Think about it, when driverless vehicles come on-stream, what happens to literally millions of bus drivers, taxi drivers, and the huge variety of truck and delivery drivers. And that’s just the start.

Vast numbers of manufacturing jobs have been lost and continue to be lost as companies add computerised robots.  In fact it has already led to a new term called “lights out” manufacturing with entire computerised plants running with virtually no human intervention as humans may need light to see what they’re doing, but robots don’t.

Robot assembly at a Ford van plant in Missouri. The PEW research report say a human worker can cost an average of about $40/hour, a robot about $4/hour increasing the pressure to increase automation, and reduce the labour force. (Dave Kaup-Reuters)

Bank tellers were being replaced by ATM’s and now mobile phone apps are replacing both. Self checkouts are beginning to replace cashiers, AI is already making inroads into  all kinds of jobs from paralegal to journalism.

A new study from the Pew Research Centre shows people in countries around the world are worried about their job future.

By the end of 2016 there were 255,000 self-checkout machines in stores around the world. Every machine means one less taxpaying person being employed.(CBC)

The concern seems to be relatively equally shared among men and women.
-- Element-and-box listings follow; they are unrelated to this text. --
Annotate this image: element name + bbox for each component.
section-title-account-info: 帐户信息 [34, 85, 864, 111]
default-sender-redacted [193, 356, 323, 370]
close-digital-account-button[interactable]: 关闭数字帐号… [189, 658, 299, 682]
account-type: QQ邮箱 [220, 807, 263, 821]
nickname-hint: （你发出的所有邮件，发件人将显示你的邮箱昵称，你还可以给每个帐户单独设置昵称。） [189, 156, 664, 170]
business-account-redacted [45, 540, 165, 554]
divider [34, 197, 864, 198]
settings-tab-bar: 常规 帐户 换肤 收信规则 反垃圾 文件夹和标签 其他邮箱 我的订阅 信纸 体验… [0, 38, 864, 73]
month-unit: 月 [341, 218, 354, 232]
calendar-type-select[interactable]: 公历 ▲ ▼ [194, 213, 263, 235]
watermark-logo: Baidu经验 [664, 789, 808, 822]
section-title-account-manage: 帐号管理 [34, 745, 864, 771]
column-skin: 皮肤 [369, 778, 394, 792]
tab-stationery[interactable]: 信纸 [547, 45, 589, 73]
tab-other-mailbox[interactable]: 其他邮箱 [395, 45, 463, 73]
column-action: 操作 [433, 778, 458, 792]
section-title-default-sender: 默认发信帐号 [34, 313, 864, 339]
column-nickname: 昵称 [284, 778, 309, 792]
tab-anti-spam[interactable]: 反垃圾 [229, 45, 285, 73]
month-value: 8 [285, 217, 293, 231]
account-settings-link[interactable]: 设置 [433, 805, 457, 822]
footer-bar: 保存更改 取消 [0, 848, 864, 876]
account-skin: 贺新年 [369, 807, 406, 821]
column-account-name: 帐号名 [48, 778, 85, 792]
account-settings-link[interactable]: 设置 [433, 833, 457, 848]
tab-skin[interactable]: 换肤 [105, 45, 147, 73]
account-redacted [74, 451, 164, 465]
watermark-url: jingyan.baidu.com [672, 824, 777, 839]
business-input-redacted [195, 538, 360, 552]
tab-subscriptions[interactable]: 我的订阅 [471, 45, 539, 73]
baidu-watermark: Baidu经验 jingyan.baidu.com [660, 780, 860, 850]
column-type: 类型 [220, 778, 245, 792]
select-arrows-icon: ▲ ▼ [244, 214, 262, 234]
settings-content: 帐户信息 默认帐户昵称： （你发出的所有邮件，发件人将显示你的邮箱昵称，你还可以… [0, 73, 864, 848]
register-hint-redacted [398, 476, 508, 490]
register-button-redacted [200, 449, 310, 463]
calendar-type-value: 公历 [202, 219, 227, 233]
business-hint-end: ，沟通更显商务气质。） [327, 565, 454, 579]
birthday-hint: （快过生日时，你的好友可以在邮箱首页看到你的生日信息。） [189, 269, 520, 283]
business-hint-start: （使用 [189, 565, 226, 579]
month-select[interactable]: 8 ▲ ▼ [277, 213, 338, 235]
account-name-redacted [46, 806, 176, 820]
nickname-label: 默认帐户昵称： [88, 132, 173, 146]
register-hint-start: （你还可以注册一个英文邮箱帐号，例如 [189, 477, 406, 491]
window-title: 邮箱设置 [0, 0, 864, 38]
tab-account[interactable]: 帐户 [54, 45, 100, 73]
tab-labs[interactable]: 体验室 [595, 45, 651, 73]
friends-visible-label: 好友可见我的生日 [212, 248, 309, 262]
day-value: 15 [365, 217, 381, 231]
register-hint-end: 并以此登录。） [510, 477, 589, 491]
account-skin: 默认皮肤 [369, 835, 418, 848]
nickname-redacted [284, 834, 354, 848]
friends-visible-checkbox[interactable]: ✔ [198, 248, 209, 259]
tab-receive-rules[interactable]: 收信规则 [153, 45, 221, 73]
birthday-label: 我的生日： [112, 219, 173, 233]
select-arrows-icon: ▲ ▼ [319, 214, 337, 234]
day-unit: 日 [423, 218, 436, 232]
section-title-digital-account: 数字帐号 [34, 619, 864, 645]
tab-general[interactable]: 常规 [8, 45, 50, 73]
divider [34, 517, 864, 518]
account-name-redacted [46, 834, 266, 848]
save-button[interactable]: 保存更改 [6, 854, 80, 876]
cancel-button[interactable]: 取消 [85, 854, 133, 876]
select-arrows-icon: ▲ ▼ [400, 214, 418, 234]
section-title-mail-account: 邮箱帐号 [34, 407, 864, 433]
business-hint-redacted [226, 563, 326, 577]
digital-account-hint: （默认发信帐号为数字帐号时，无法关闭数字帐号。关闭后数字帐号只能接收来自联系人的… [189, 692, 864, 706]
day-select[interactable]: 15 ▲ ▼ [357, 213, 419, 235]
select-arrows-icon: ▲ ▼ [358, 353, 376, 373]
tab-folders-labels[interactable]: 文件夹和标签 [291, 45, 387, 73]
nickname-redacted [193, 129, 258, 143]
A majority feel that automation will make it harder for ordinary people to find jobs, more that 80 per cent of respondents in Canada, Greece, Argentina, Brazil, South Africa and more than 70 per cent in  Hungary, Poland, Italy and Japan.

Many also feel the trend toward automation and AI will only serve to widen the inequality between rich and poor.

The often heard comment that it will lead to more, new jobs is also something that a majority of people doubt.

A ‘female’ robot waiter delivers meals for customers at robot-themed restaurant Onin Yiwu, Zhejiang province of China (VCG-Getty Images- via CBC)

As to who is responsible for preparing the workforce for the new and changing future, except for the U.S., people feel, the government, schools, and individuals themselves share responsibility in that order, although in figures not greatly different. with employers generally listed fourth in responsibility.

The U.S seems unique in that a clear majority think individuals are responsible for preparing for the future with the government listed as a distant fourth.